Upraszczając nieco, mam około miliona rekordów, które rejestrują czas wejścia i wyjścia ludzi w systemie trwającym około dziesięciu lat. Każdy rekord ma czas wejścia, ale nie każdy rekord ma czas wyjścia. Średni czas w systemie wynosi ~ 1 rok.
Brakujące czasy wyjścia występują z dwóch powodów:
- Osoba nie opuściła systemu w momencie przechwytywania danych.
- Czas wyjścia danej osoby nie został zarejestrowany. Zdarza się to powiedzieć, że 50% zapisów
Do interesujących pytań należą:
- Czy ludzie spędzają mniej czasu w systemie i ile mniej czasu.
- Czy rejestruje się więcej czasów wyjścia i ile.
Możemy to modelować, mówiąc, że prawdopodobieństwo zarejestrowania wyjścia zmienia się liniowo w czasie i że czas w systemie ma Weibulla, którego parametry zmieniają się liniowo w czasie.

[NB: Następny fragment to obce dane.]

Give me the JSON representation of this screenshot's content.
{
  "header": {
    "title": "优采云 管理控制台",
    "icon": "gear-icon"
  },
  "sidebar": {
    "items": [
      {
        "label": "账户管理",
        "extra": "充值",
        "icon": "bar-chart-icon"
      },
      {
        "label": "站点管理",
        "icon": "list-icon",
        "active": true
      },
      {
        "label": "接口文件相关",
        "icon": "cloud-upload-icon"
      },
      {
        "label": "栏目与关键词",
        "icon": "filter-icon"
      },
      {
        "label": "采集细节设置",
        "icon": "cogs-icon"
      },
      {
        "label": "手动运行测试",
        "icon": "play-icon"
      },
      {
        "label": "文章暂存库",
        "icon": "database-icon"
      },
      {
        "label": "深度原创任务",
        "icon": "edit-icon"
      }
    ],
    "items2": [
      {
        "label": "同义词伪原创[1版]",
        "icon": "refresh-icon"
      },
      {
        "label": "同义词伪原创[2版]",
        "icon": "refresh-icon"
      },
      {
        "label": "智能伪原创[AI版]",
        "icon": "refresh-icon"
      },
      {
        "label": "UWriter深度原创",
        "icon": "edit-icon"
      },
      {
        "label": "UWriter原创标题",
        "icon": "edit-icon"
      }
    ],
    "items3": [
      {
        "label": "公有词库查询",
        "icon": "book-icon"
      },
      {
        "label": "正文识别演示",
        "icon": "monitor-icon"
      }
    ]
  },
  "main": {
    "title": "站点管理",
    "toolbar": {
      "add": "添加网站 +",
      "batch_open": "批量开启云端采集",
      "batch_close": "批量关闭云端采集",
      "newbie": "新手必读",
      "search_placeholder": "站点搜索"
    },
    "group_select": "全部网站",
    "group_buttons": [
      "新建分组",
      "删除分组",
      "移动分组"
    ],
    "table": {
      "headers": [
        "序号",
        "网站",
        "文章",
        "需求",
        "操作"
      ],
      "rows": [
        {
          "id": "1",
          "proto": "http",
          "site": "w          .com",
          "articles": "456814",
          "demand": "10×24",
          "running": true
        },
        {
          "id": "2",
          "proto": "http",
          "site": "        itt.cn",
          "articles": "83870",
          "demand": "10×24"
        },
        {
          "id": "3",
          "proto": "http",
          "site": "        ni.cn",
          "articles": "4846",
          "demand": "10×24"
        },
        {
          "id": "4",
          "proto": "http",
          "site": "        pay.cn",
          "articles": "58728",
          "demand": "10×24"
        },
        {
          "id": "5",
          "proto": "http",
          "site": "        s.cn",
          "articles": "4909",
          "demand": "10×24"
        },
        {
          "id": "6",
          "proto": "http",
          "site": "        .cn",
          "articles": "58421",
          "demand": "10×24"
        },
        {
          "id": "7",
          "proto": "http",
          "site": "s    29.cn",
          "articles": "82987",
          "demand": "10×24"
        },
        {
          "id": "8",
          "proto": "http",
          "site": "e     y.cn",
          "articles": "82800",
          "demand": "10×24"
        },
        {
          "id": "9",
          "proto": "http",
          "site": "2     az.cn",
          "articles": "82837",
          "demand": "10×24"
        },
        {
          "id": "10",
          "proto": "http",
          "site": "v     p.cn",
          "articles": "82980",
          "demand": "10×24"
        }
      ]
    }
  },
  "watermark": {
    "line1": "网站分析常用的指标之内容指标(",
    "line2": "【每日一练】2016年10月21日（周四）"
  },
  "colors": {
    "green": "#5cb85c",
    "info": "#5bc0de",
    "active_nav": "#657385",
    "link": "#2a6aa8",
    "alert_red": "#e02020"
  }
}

Następnie możemy dokonać oceny maksymalnego prawdopodobieństwa różnych parametrów i spojrzeć na wyniki i uznać je za wiarygodne. Wybraliśmy rozkład Weibulla, ponieważ wydaje się, że jest używany do pomiaru żywotności i fajnie jest powiedzieć, a nie lepiej dopasowywać dane niż powiedzieć rozkład gamma.
Gdzie powinienem szukać wskazówek, jak to zrobić poprawnie? Jesteśmy nieco matematyczni, ale nie bardzo statystycznie.